Sands’s book opens with Otto Wächter’s death in 1949 in Rome, where he had been hiding out in a monastery, trying to join the Ratline, the organisation that helped many thousands of former Nazis reach safety in South America. How he died, whether poisoned deliberately by one of the many secret services active in the city, or as a result of swimming in the highly toxic Tevere, forms one strand of the book. What makes this period so endlessly fascinating is that, by the late 1940s, the Russians and communists had replaced the Nazis as the main enemy of the West — and into this mix enters the question of the extent to which the Vatican and the Americans colluded in saving war criminals.
But there is a second strand to Sands’s book, to do with memory and the tenacity with which people cling to their own versions of the past. Horst Wächter accompanied Sands on most of his many journeys of discovery into Otto’s past, first for an article for the Financial Times, later for a series of documentary films. Even as overwhelming evidence of Otto’s crimes mounted, Horst, too young to remember his father but dominated by his memory, found it impossible to acknowledge his criminality. Otto had been, he accepted, wrong; but he had never been a bad man. He had simply followed orders.
And there was indeed a wealth of evidence of every kind. Charlotte, Otto’s wife, was a diarist, a letter writer and a hoarder. When she died she left her archive to her son, who made available to Sands 8,677 pages of letters and postcards, 29 volumes of diaries and a number of sound recordings and interviews. These covered her first meeting with the tall, blond, athletic and flirtatious Otto, and carried on to his steady rise, month by month, through Nazi ranks to his time as governor of Galicia when, in his wife’s words, he implemented ‘his own ideas on humane and good governance’ — which included the murder of several hundreds of thousands of Jews. Via this copious correspondence, Sands was able to follow not only Otto’s movements on the run, first in the Austrian mountains, where Charlotte occasionally joined him, and later in northern Italy and Rome, but also whom he met and where.

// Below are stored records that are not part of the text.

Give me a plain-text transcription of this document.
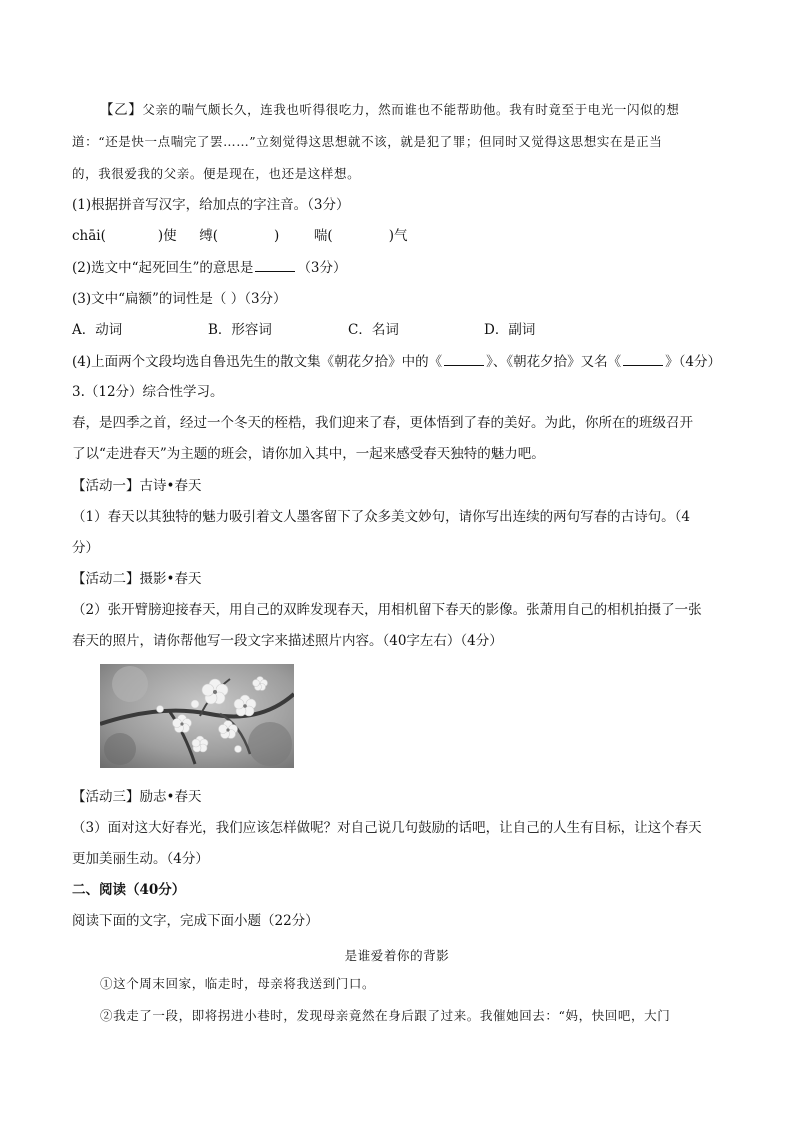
【乙】父亲的喘气颇长久，连我也听得很吃力，然而谁也不能帮助他。我有时竟至于电光一闪似的想
道：“还是快一点喘完了罢……”立刻觉得这思想就不该，就是犯了罪；但同时又觉得这思想实在是正当
的，我很爱我的父亲。便是现在，也还是这样想。
(1)根据拼音写汉字，给加点的字注音。（3分）
chāi(	)使 缚(	)	喘(	)气
(2)选文中“起死回生”的意思是	（3分）
(3)文中“扁额”的词性是（ ）（3分）
A．动词	B．形容词	C．名词	D．副词
(4)上面两个文段均选自鲁迅先生的散文集《朝花夕拾》中的《	》、《朝花夕拾》又名《	》（4分）
3.（12分）综合性学习。
春，是四季之首，经过一个冬天的桎梏，我们迎来了春，更体悟到了春的美好。为此，你所在的班级召开
了以“走进春天”为主题的班会，请你加入其中，一起来感受春天独特的魅力吧。
【活动一】古诗•春天
（1）春天以其独特的魅力吸引着文人墨客留下了众多美文妙句，请你写出连续的两句写春的古诗句。（4
分）
【活动二】摄影•春天
（2）张开臂膀迎接春天，用自己的双眸发现春天，用相机留下春天的影像。张萧用自己的相机拍摄了一张
春天的照片，请你帮他写一段文字来描述照片内容。（40字左右）（4分）
【活动三】励志•春天
（3）面对这大好春光，我们应该怎样做呢？对自己说几句鼓励的话吧，让自己的人生有目标，让这个春天
更加美丽生动。（4分）
二、阅读（40分）
阅读下面的文字，完成下面小题（22分）
是谁爱着你的背影
①这个周末回家，临走时，母亲将我送到门口。
②我走了一段，即将拐进小巷时，发现母亲竟然在身后跟了过来。我催她回去：“妈，快回吧，大门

Sands is a terrier at research. Over five years he followed every lead, interviewed every survivor, spoke to forensic scientists and combed every archive in Poland, Austria, Germany, Israel and the US, constantly relating, as he does in the book, the past to the present. He traced Otto’s and Charlotte’s friends and their children and members of the Allied secret services who may or may not have been involved in his death, and of the Vatican, some of whose clergy were undoubtedly prominent among Rome’s secret post-war players. Teams of helpers filleted papers and translated documents. It is enough to look through the acknowledgments to understand the remarkable thoroughness of this research.
There is, as readers will discover, no absolute or easy answer to the riddle of Wächter’s death — that of a healthy 39-year-old, fit and energetic, who had successfully evaded capture for four years and was determined to go on doing so. If occasionally Sands’s doggedness can seem a little repetitious, the picture he evokes is unfailingly clear and lively. The seething world of post-war Rome, with its senior fascists reprieved and returning to prominence, its war criminals lurking in hiding, its spies and secret services brokering deals and its adventurers and profiteers making fortunes, has seldom been more vividly described.